Окуджава имитировал некую специфически московскую субкультуру жеста-символа, претендующего на экзистенциальное истолкование… Ему удалось и отразить и воссоздать лукавую ауру московской богемы, медитационное пространство как компенсацию за социальную неполноценность. Эта отдушина интеллигентского кривостояния, без сомнения, способствовала сохранению человеческого в человеках, но она же и заблокировала, возможно, целому поколению путь и доступ к ценностям, востребованным сегодняшним днем, она вскармливала, скажем, используя Бердяева, то самое “бабье” начало в российской душе, которое во все времена, откликаясь на “злобу дня”, поставляло в политические окопы социальных гермафродитов. Кокетливое кривляние этих уродцев мы наблюдаем сегодня на всех общественных уровнях.

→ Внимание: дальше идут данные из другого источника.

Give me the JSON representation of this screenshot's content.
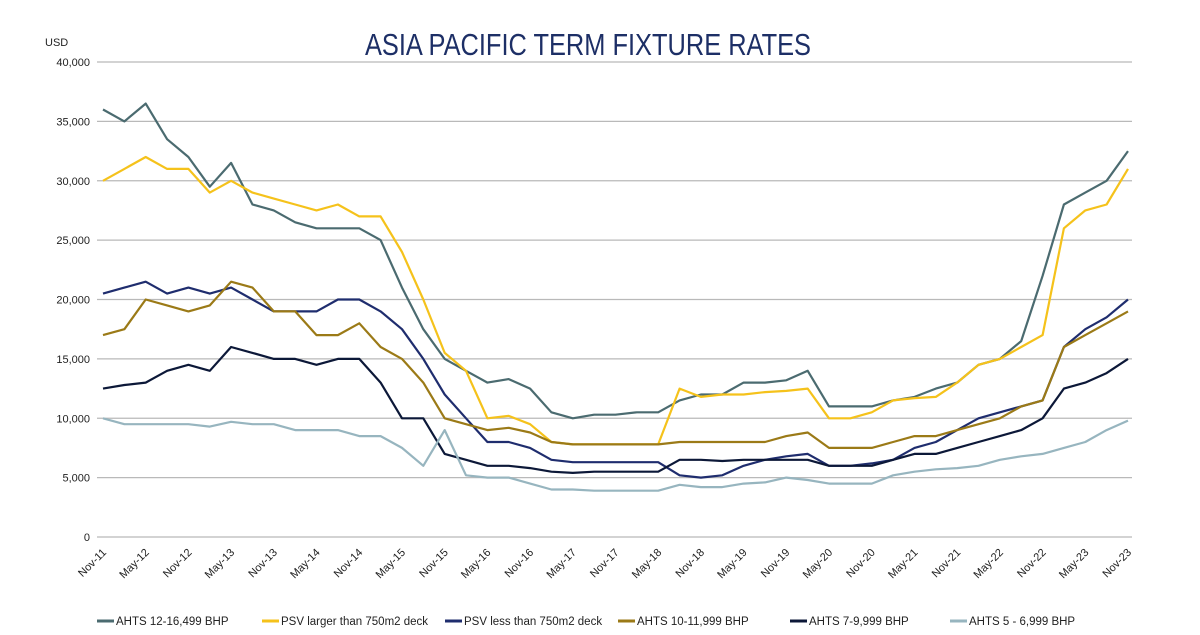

Высоцкий имитировал протест, не имеющий адреса. Это было мужественное оттягивание тетивы тугого лука без стрелы, где звон отпущенной тетивы заменял свист стрелы, ушедшей на поражение. Оккупированный бездарями и бездельниками партийный агитпроп никогда не додумался бы до такого универсального способа выпускания индивидуального социального пара… Сам факт исполнения или прослушивания как бы выдавал индульгенцию на нейтралитет, на бездействие, это было что-то вроде политического самосовокупления, Высоцкий был и целью, и средством гражданского самовыражения, им начинался и им заканчивался поступок, как весьма скромный, но искренний дар храму во отпущение прежних и благословение будущих грехов. <…>

Окуджава или Высоцкий – лишь некоторые моменты этого феномена. А философские компании и общества, где культивировалась моральность антигосударственного мышления и диаспорности поведения, а окололитературные салоны, нашпигованные образованческим снобизмом, а литературные – проспиртованные до степени самовозгорания, монархические, наконец, где выспренность речей, тостов, гимнов прекрасным образом уживалась с идеальной вписанностью некоторых “членов” в самые мерзкие социальные структуры».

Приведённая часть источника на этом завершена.